Sunday, January 22, 2017

What are specific examples of courtly love between Romeo and Juliet in Shakespeare's play?

Romeo's relationship with Rosaline is more characteristic of courtly love than is the relationship between Romeo and Juliet. For example, courtly love involves no physical contact but a great deal of mooning on the part of the man, who is distracted and sleepless because he is obsessed with his beloved and willing to go to all extents to defend her. The woman, on the other hand, is haughty and pure. At the beginning of the play, when Romeo imagines he is in love with Rosaline, Benvolio tells Lady Montague that he has seen Romeo "underneath the grove of sycamore / That westward rooteth from this city side, / So early walking did I see your son" (I.2.111-113). Benvolio sees Romeo taking an early morning walk under sycamore trees, but Romeo is so distracted while thinking about his love that he does not even see his friend. Romeo's parents wonder what is wrong with him, but, as is characteristic of a courtly lover, Romeo keeps his love a secret from them and prefers to think about his love in private.
At the beginning of Romeo's relationship with Juliet, he also acts like a courtly lover, admiring her beauty from afar when he sees her at Capulet's ball. He is full of praise for her, saying of Juliet, "It seems she hangs upon the cheek of night / Like a rich jewel in an Ethiope’s ear" (I.5.43-44). He compares the brightness of her beauty to a jeweled earring hanging from the ear of an African person. Juliet, like a courtly lover, tells Romeo when he first takes her hand, "Good pilgrim, you do wrong your hand too much, / Which mannerly devotion shows in this" (I.5.97-98). She compares his hands to those of a pilgrim, who touches saints. She is pretending to only see pure intentions in Romeo's touch. 

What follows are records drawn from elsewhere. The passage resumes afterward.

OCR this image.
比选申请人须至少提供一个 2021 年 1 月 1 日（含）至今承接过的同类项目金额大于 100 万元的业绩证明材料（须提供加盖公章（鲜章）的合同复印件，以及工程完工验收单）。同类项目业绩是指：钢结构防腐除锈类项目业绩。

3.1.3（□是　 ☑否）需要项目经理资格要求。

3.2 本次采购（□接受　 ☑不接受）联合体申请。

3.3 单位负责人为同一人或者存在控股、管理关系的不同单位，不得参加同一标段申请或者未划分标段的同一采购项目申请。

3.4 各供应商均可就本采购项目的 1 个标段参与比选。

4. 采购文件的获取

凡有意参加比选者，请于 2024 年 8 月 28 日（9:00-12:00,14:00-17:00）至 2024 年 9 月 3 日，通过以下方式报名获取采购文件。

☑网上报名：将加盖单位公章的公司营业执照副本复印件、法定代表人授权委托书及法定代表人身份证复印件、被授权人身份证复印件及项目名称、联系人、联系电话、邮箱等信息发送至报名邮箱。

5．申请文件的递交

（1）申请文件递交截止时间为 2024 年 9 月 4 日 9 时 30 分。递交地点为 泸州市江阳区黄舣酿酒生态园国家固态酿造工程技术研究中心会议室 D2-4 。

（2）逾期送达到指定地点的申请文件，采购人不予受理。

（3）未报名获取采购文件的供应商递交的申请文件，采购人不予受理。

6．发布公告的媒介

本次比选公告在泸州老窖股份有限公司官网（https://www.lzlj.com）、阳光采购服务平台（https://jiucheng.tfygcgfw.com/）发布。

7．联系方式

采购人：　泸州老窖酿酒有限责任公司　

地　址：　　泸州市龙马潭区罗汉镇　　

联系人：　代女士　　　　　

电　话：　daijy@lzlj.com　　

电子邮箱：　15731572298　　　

However, once Juliet and Romeo meet, they quickly discard most of the conventions of courtly love and kiss. Juliet is not the traditional coy mistress. For example, after Romeo hears her declaring her love for him, she says, "Fain would I dwell on form. Fain, fain deny / What I have spoke. But farewell compliment!" (II.1.88-89). This means that she wants to follow conventions and deny what she has just said, but she is bidding farewell to what is considered conventional. She quickly discards the conventions of courtly love in her relationship with Romeo.